Page 7 of Dark Romeo

“Roman, what have you done?” she said, surprise in her tone.

“Open it.”

There was a moment where the only sound was the tearing of paper. My stomach flipped as I waited for their reactions.

Nonna set the black suede box on the table beside her cup of tea before opening it. “Good lord.” She sank back into her chair with her hand over her heart. “Roman, it’s beautiful!” She stared at the necklace inside, a circle of metal links meant to be worn around the base of the neck. She brushed the stones set into the metal with a shaking finger. “Look at it sparkling. Roman, don’t tell me it’s real.”

Merc hid a snort with a cough.

I hid a smile. “I won’t, then.”

It was real. Pavé diamonds set in pink gold. But it wasn’t about the damn diamonds. I knew it would go with her favorite earrings, a pair she’d owned forever that Pablo, her deceased husband, gave her for their first wedding anniversary.

“Let me help you put it on.”

She held aside her white hair, soft like baby-fluff and cut short into a classic bob, as I secured the necklace around her neck.

“Oh,” she stammered. “It will go perfectly with those earrings from Pablo.”

I grinned. “What a great idea, Nonna.”

“Let me go look at them in my bedroom mirror properly.” She hurried out of the room.

Merc pulled his gold Rolex out of his demolition site of cardboard and paper. He raised an eyebrow at me, considerably less impressed than Nonna. “What the fuck am I going to do with a fancy gold watch?”

“You don’t like it?”

“Sure, it’s nice. But I won’t get two steps out of this house without someone trying to mug me for it.”

“Then pawn it, I don’t give a shit.”

He set the watch down and frowned. “You didn’t have to buy us anything.”

I felt pricks of anger across my skin. I fisted my arms over my chest. “I haven’t seen you in eight fucking years and I wanted to give you something.”

“You didn’t have to spend my annual salary on it,” Merc said quietly.

“I have money,” I said gruffly as if it were a curse. It was a curse. A shackle. I’d been receiving a generous monthly allowance from the man who had fathered me since I was sixteen. I hated every penny although I spent it all. “You two are the only two people I care to spend it on, alright? So shut the fuck up and say ‘thanks’, you ungrateful ass.”

Merc snorted but his demeanour softened. He slipped his new watch on his wrist before giving me a lopsided grin. “Thanks, man.”

I grunted back in reply. He knew it meant that I accepted his apology.

I sank back into my chair, wrapping my hands around my mug full of coffee, black like my heart. It was the same mug that Nonna always gave me when I came over. White enamel, large handle, chipped from use, always filled with hot drinks lovingly prepared for me over the years. Hot chocolate when I was a kid, coffee as I got older.

I looked around the cottage. The wallpaper of vintage white tea roses was even more faded than last time. It looked like a small roof leak had stained part of the ceiling. Some of the knobs on the cupboards had been replaced, making them all mismatched. The mantelpiece was filled with framed photos, some with me in them, and several bookshelves housed books with well-worn spines.
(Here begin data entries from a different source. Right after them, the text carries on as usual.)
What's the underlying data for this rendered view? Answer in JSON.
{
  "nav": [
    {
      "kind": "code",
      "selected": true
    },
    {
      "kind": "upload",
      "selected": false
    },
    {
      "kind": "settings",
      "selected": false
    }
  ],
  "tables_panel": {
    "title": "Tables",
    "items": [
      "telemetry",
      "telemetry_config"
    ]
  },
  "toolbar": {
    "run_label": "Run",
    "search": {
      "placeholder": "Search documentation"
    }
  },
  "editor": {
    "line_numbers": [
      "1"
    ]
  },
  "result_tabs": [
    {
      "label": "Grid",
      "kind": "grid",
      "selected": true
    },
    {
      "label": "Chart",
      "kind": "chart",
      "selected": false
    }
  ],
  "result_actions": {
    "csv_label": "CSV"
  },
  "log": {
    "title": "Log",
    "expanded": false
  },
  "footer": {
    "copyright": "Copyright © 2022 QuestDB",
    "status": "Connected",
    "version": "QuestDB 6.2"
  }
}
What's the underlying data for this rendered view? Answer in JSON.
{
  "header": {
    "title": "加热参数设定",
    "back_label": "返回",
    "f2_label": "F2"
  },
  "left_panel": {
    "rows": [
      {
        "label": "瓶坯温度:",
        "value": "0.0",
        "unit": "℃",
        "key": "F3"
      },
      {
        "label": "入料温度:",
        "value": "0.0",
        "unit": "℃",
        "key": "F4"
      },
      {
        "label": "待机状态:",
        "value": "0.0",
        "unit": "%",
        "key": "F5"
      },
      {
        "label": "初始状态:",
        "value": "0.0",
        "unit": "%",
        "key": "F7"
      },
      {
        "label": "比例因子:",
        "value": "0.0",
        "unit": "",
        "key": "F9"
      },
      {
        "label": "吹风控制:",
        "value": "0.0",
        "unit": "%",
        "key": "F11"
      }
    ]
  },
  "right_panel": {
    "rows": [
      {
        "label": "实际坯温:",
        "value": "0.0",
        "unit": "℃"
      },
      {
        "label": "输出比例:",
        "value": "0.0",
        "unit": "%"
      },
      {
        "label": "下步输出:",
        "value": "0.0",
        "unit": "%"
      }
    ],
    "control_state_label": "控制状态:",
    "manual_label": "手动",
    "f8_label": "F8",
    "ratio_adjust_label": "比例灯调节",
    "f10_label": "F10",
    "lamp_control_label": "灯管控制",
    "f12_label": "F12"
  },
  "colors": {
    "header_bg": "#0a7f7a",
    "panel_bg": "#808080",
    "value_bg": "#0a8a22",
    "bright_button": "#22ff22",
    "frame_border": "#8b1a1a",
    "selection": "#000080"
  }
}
The couch was covered with soft pastel throws to cover where they’d been worn thin, but they were comfortable and just large enough to hold the three of us. This place might not look like much, but it shone from my fond memories.

It was a stark contrast to my Tyrell family home, only a few blocks from here, a mansion of cold marble and white walls, stuffed with obnoxious, uncomfortable furniture. A home that I refused to visit. A home that I’d be happy never to step inside again.

I glanced over to Merc as he fiddled with his watch. I wondered if he ever knew that I had been insanely jealous of him growing up. This place was more of a home for me than mine was. These two right here were more family than I’d ever had after my mother died.

I glanced over to Nonna’s bedroom where I could hear her calls of appreciation as she admired the necklace in the mirror. There was something I needed to ask Merc before she came back in the room.

I leaned over to him. “Have you heard from your dad?” I said in a low voice.

Merc’s father, Tito “Goldfish” Brevio, had been an accountant who had worked part-time for my father. That’s how Merc and I knew each other as kids. Over a decade ago Tito was forced to testify against my family. He famously changed his statement in court and screwed up the prosecutor’s case against my father at the time. Then he disappeared, leaving Nonna to look after thirteen-year-old Merc at the time. Nonna had never forgiven Tito for abandoning Merc.

That’s how he earned the nickname Goldfish, because of his eight-second memory stunt in court. Some even speculated that it had all been planned by my father. Double jeopardy and all. After the Goldfish case was thrown out, my father couldn’t be tried for those crimes again. It was a nice big fuck you to the legal system which he’d evaded even to this day.